Au départ il y a le séjour sur une petite île ; Houat. À l’arrivée il y a l’hébergement insolite au fort d’En Tal.

Pousser la porte de l’Océan et faire escale entre talus et collines sauvages, entre mer, plages et dunes mobiles ; voilà une villégiature à expérimenter.
Entrer tout droit et pour quelques nuits dans ce fort insulaire du XIXeme siècle édifié dans un environnement préservé, voilà de quoi retenir le vacancier impatient, l’empressé d’histoire, l’assoiffé de littoral, l’avide de faune et de flore insulaire.



 

Le navire MELVAN nous transporte sur la ligne maritime Quiberon/ île de Houat. Plongée dans les départs et dans les arrivées la gare maritime semble sens dessus-dessous mais tout est bien organisé, enregistré grâce à un personnel bien rodé aux règles ; elles imposent la sécurité.
Le soleil baisse dans ce ciel de fin d’après-midi et nous voguons. Abrités sous des casquettes ou des chapeaux les visages se rafraîchissent à la brise du large. Quiberon s’éloigne.
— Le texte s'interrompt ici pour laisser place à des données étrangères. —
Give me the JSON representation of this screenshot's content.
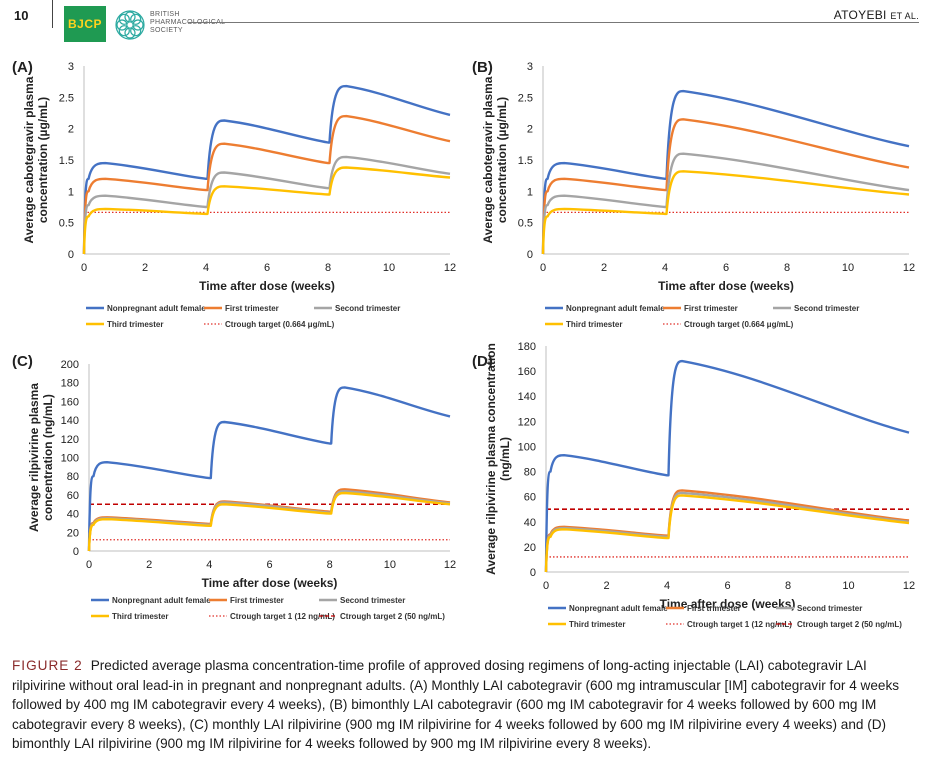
{
  "header": {
    "page_number": "10",
    "journal_abbrev": "BJCP",
    "society_lines": [
      "BRITISH",
      "PHARMACOLOGICAL",
      "SOCIETY"
    ],
    "author": "ATOYEBI",
    "author_suffix": "ET AL."
  },
  "caption": {
    "label": "FIGURE 2",
    "text": "Predicted average plasma concentration-time profile of approved dosing regimens of long-acting injectable (LAI) cabotegravir LAI rilpivirine without oral lead-in in pregnant and nonpregnant adults. (A) Monthly LAI cabotegravir (600 mg intramuscular [IM] cabotegravir for 4 weeks followed by 400 mg IM cabotegravir every 4 weeks), (B) bimonthly LAI cabotegravir (600 mg IM cabotegravir for 4 weeks followed by 600 mg IM cabotegravir every 8 weeks), (C) monthly LAI rilpivirine (900 mg IM rilpivirine for 4 weeks followed by 600 mg IM rilpivirine every 4 weeks) and (D) bimonthly LAI rilpivirine (900 mg IM rilpivirine for 4 weeks followed by 900 mg IM rilpivirine every 8 weeks)."
  },
  "colors": {
    "nonpregnant": "#4472c4",
    "first": "#ed7d31",
    "second": "#a5a5a5",
    "third": "#ffc000",
    "target1": "#e0302a",
    "target2": "#c00000"
  },
  "chart_data": [
    {
      "panel": "(A)",
      "type": "line",
      "xlabel": "Time after dose (weeks)",
      "ylabel_lines": [
        "Average cabotegravir plasma",
        "concentration (µg/mL)"
      ],
      "xlim": [
        0,
        12
      ],
      "ylim": [
        0,
        3
      ],
      "xticks": [
        0,
        2,
        4,
        6,
        8,
        10,
        12
      ],
      "yticks": [
        0,
        0.5,
        1,
        1.5,
        2,
        2.5,
        3
      ],
      "ytick_labels": [
        "0",
        "0.5",
        "1",
        "1.5",
        "2",
        "2.5",
        "3"
      ],
      "doses": [
        0,
        4,
        8
      ],
      "series": [
        {
          "name": "Nonpregnant adult female",
          "color": "#4472c4",
          "points": [
            [
              0,
              0
            ],
            [
              0.15,
              1.2
            ],
            [
              0.7,
              1.45
            ],
            [
              4,
              1.2
            ],
            [
              4.05,
              1.2
            ],
            [
              4.6,
              2.13
            ],
            [
              8,
              1.78
            ],
            [
              8.05,
              1.78
            ],
            [
              8.6,
              2.68
            ],
            [
              12,
              2.22
            ]
          ]
        },
        {
          "name": "First trimester",
          "color": "#ed7d31",
          "points": [
            [
              0,
              0
            ],
            [
              0.15,
              1.0
            ],
            [
              0.7,
              1.2
            ],
            [
              4,
              1.02
            ],
            [
              4.05,
              1.02
            ],
            [
              4.6,
              1.76
            ],
            [
              8,
              1.45
            ],
            [
              8.05,
              1.45
            ],
            [
              8.6,
              2.2
            ],
            [
              12,
              1.8
            ]
          ]
        },
        {
          "name": "Second trimester",
          "color": "#a5a5a5",
          "points": [
            [
              0,
              0
            ],
            [
              0.15,
              0.78
            ],
            [
              0.7,
              0.93
            ],
            [
              4,
              0.75
            ],
            [
              4.05,
              0.75
            ],
            [
              4.6,
              1.3
            ],
            [
              8,
              1.05
            ],
            [
              8.05,
              1.05
            ],
            [
              8.6,
              1.55
            ],
            [
              12,
              1.28
            ]
          ]
        },
        {
          "name": "Third trimester",
          "color": "#ffc000",
          "points": [
            [
              0,
              0
            ],
            [
              0.15,
              0.6
            ],
            [
              0.7,
              0.72
            ],
            [
              4,
              0.64
            ],
            [
              4.05,
              0.64
            ],
            [
              4.6,
              1.08
            ],
            [
              8,
              0.95
            ],
            [
              8.05,
              0.95
            ],
            [
              8.6,
              1.38
            ],
            [
              12,
              1.22
            ]
          ]
        }
      ],
      "targets": [
        {
          "name": "Ctrough target (0.664 μg/mL)",
          "value": 0.664,
          "color": "#e0302a",
          "dash": "dot"
        }
      ],
      "legend": [
        [
          "Nonpregnant adult female",
          "First trimester",
          "Second trimester"
        ],
        [
          "Third trimester",
          "Ctrough target (0.664 μg/mL)"
        ]
      ]
    },
    {
      "panel": "(B)",
      "type": "line",
      "xlabel": "Time after dose (weeks)",
      "ylabel_lines": [
        "Average cabotegravir plasma",
        "concentration (µg/mL)"
      ],
      "xlim": [
        0,
        12
      ],
      "ylim": [
        0,
        3
      ],
      "xticks": [
        0,
        2,
        4,
        6,
        8,
        10,
        12
      ],
      "yticks": [
        0,
        0.5,
        1,
        1.5,
        2,
        2.5,
        3
      ],
      "ytick_labels": [
        "0",
        "0.5",
        "1",
        "1.5",
        "2",
        "2.5",
        "3"
      ],
      "doses": [
        0,
        4
      ],
      "series": [
        {
          "name": "Nonpregnant adult female",
          "color": "#4472c4",
          "points": [
            [
              0,
              0
            ],
            [
              0.15,
              1.2
            ],
            [
              0.7,
              1.45
            ],
            [
              4,
              1.2
            ],
            [
              4.05,
              1.2
            ],
            [
              4.6,
              2.6
            ],
            [
              12,
              1.72
            ]
          ]
        },
        {
          "name": "First trimester",
          "color": "#ed7d31",
          "points": [
            [
              0,
              0
            ],
            [
              0.15,
              1.0
            ],
            [
              0.7,
              1.2
            ],
            [
              4,
              1.02
            ],
            [
              4.05,
              1.02
            ],
            [
              4.6,
              2.15
            ],
            [
              12,
              1.38
            ]
          ]
        },
        {
          "name": "Second trimester",
          "color": "#a5a5a5",
          "points": [
            [
              0,
              0
            ],
            [
              0.15,
              0.78
            ],
            [
              0.7,
              0.93
            ],
            [
              4,
              0.75
            ],
            [
              4.05,
              0.75
            ],
            [
              4.6,
              1.6
            ],
            [
              12,
              1.02
            ]
          ]
        },
        {
          "name": "Third trimester",
          "color": "#ffc000",
          "points": [
            [
              0,
              0
            ],
            [
              0.15,
              0.6
            ],
            [
              0.7,
              0.72
            ],
            [
              4,
              0.64
            ],
            [
              4.05,
              0.64
            ],
            [
              4.6,
              1.32
            ],
            [
              12,
              0.95
            ]
          ]
        }
      ],
      "targets": [
        {
          "name": "Ctrough target (0.664 μg/mL)",
          "value": 0.664,
          "color": "#e0302a",
          "dash": "dot"
        }
      ],
      "legend": [
        [
          "Nonpregnant adult female",
          "First trimester",
          "Second trimester"
        ],
        [
          "Third trimester",
          "Ctrough target (0.664 μg/mL)"
        ]
      ]
    },
    {
      "panel": "(C)",
      "type": "line",
      "xlabel": "Time after dose (weeks)",
      "ylabel_lines": [
        "Average rilpivirine plasma",
        "concentration (ng/mL)"
      ],
      "xlim": [
        0,
        12
      ],
      "ylim": [
        0,
        200
      ],
      "xticks": [
        0,
        2,
        4,
        6,
        8,
        10,
        12
      ],
      "yticks": [
        0,
        20,
        40,
        60,
        80,
        100,
        120,
        140,
        160,
        180,
        200
      ],
      "ytick_labels": [
        "0",
        "20",
        "40",
        "60",
        "80",
        "100",
        "120",
        "140",
        "160",
        "180",
        "200"
      ],
      "doses": [
        0,
        4,
        8
      ],
      "series": [
        {
          "name": "Nonpregnant adult female",
          "color": "#4472c4",
          "points": [
            [
              0,
              0
            ],
            [
              0.15,
              80
            ],
            [
              0.6,
              95
            ],
            [
              4,
              78
            ],
            [
              4.05,
              78
            ],
            [
              4.5,
              138
            ],
            [
              8,
              115
            ],
            [
              8.05,
              115
            ],
            [
              8.5,
              175
            ],
            [
              12,
              144
            ]
          ]
        },
        {
          "name": "First trimester",
          "color": "#ed7d31",
          "points": [
            [
              0,
              0
            ],
            [
              0.15,
              30
            ],
            [
              0.6,
              36
            ],
            [
              4,
              29
            ],
            [
              4.05,
              29
            ],
            [
              4.5,
              53
            ],
            [
              8,
              42
            ],
            [
              8.05,
              42
            ],
            [
              8.5,
              66
            ],
            [
              12,
              52
            ]
          ]
        },
        {
          "name": "Second trimester",
          "color": "#a5a5a5",
          "points": [
            [
              0,
              0
            ],
            [
              0.15,
              29
            ],
            [
              0.6,
              35
            ],
            [
              4,
              28
            ],
            [
              4.05,
              28
            ],
            [
              4.5,
              52
            ],
            [
              8,
              41
            ],
            [
              8.05,
              41
            ],
            [
              8.5,
              64
            ],
            [
              12,
              51
            ]
          ]
        },
        {
          "name": "Third trimester",
          "color": "#ffc000",
          "points": [
            [
              0,
              0
            ],
            [
              0.15,
              28
            ],
            [
              0.6,
              34
            ],
            [
              4,
              27
            ],
            [
              4.05,
              27
            ],
            [
              4.5,
              50
            ],
            [
              8,
              40
            ],
            [
              8.05,
              40
            ],
            [
              8.5,
              62
            ],
            [
              12,
              50
            ]
          ]
        }
      ],
      "targets": [
        {
          "name": "Ctrough target 1 (12 ng/mL)",
          "value": 12,
          "color": "#e0302a",
          "dash": "dot"
        },
        {
          "name": "Ctrough target 2 (50 ng/mL)",
          "value": 50,
          "color": "#c00000",
          "dash": "dash"
        }
      ],
      "legend": [
        [
          "Nonpregnant adult female",
          "First trimester",
          "Second trimester"
        ],
        [
          "Third trimester",
          "Ctrough target 1 (12 ng/mL)",
          "Ctrough target 2 (50 ng/mL)"
        ]
      ]
    },
    {
      "panel": "(D)",
      "type": "line",
      "xlabel": "Time after dose (weeks)",
      "ylabel_lines": [
        "Average rilpivirine plasma concentration",
        "(ng/mL)"
      ],
      "xlim": [
        0,
        12
      ],
      "ylim": [
        0,
        180
      ],
      "xticks": [
        0,
        2,
        4,
        6,
        8,
        10,
        12
      ],
      "yticks": [
        0,
        20,
        40,
        60,
        80,
        100,
        120,
        140,
        160,
        180
      ],
      "ytick_labels": [
        "0",
        "20",
        "40",
        "60",
        "80",
        "100",
        "120",
        "140",
        "160",
        "180"
      ],
      "doses": [
        0,
        4
      ],
      "series": [
        {
          "name": "Nonpregnant adult female",
          "color": "#4472c4",
          "points": [
            [
              0,
              0
            ],
            [
              0.15,
              80
            ],
            [
              0.6,
              93
            ],
            [
              4,
              77
            ],
            [
              4.05,
              77
            ],
            [
              4.5,
              168
            ],
            [
              12,
              111
            ]
          ]
        },
        {
          "name": "First trimester",
          "color": "#ed7d31",
          "points": [
            [
              0,
              0
            ],
            [
              0.15,
              30
            ],
            [
              0.6,
              36
            ],
            [
              4,
              29
            ],
            [
              4.05,
              29
            ],
            [
              4.5,
              65
            ],
            [
              12,
              41
            ]
          ]
        },
        {
          "name": "Second trimester",
          "color": "#a5a5a5",
          "points": [
            [
              0,
              0
            ],
            [
              0.15,
              29
            ],
            [
              0.6,
              35
            ],
            [
              4,
              28
            ],
            [
              4.05,
              28
            ],
            [
              4.5,
              63
            ],
            [
              12,
              40
            ]
          ]
        },
        {
          "name": "Third trimester",
          "color": "#ffc000",
          "points": [
            [
              0,
              0
            ],
            [
              0.15,
              28
            ],
            [
              0.6,
              34
            ],
            [
              4,
              27
            ],
            [
              4.05,
              27
            ],
            [
              4.5,
              61
            ],
            [
              12,
              39
            ]
          ]
        }
      ],
      "targets": [
        {
          "name": "Ctrough target 1 (12 ng/mL)",
          "value": 12,
          "color": "#e0302a",
          "dash": "dot"
        },
        {
          "name": "Ctrough target 2 (50 ng/mL)",
          "value": 50,
          "color": "#c00000",
          "dash": "dash"
        }
      ],
      "legend": [
        [
          "Nonpregnant adult female",
          "First trimester",
          "Second trimester"
        ],
        [
          "Third trimester",
          "Ctrough target 1 (12 ng/mL)",
          "Ctrough target 2 (50 ng/mL)"
        ]
      ]
    }
  ]
}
Fluidité de l’eau, fluidité du temps, soif d’évasion. Rêver en toute simplicité, ne rien faire. Juste se sentir libre et enthousiaste :

« Homme libre, toujours tu chériras la mer !
La mer est ton miroir ; tu contemples ton âme »
Ch. Baudelaire, l’Homme et la mer.


Entre taches sombres et luminosité les contours de l’île se distinguent.
Se laisser conduire, attendre l’agitation signe de l’arrivée du Melvan dans le Port Saint Gildas.

 


 

C’est un plaisir de grimper la pente du débarcadère. À portée d’yeux l’écho sonore de l’univers marin dépayse.
Sacs au dos, marcher d’un pas léger vers la rue principale du bourg, accéder à ses discrètes maisons basses aux volets bleus et aux entrées fleuries d’hortensias et de roses trémières. 

 


 

Prendre tout son temps est nécessaire pour découvrir ce que recèle la vie d’ici. S’arrimer à l’autre côté du temps est nécessaire pour ressentir ce havre de paix, pour gouter aux charmes et à l’identité de l’île, pour gouter à sa douceur et entendre ses chuchotements.
 


 

À la sortie du bourg un sentier ensablé serpente en amont de la plage jusqu'au Fort d’EnTal, fortin édifié en 1846 sous Louis Philippe.
 


 

Tandis que nos pas évitent pour les préserver les racines de roses sauvages, les goélands aux pattes jaunes qui n’ont pas de temps à perdre voyagent au- dessus de nos têtes. Ces insatiables parleurs rasent l’océan, rasent la dune.
 


 

À cette heure, sur le pli des vagues défilent mille couleurs.
 


Pendant que nous prenons tout notre temps à découvrir ce lieu reposant, le fortin qui ne fut jamais armé attend. Beau et esthétique, construit sur le modèle de l’architecture militaire de Vauban, le fortin blotti au sein de son écrin stratégique et défensif nous attend.
May, notre hôtesse, nous y attend.

May visage tout sourire et à l’allure enlevée nous reçoit depuis le pont-levis. May gardienne du temps et des mémoires, May gardienne des souvenirs d’antan et de ceux de son enfance, May ambassadrice de quatre générations familiales.
 


 

Au Fort d’En Tal circule le XIXème siècle.  Basculement dans le temps d’avant, basculement vers une aventure touchante. Basculement vers l’époque où la famille de May acquit en 1918, le fortin déclassé pour y passer toutes ses vacances d’été.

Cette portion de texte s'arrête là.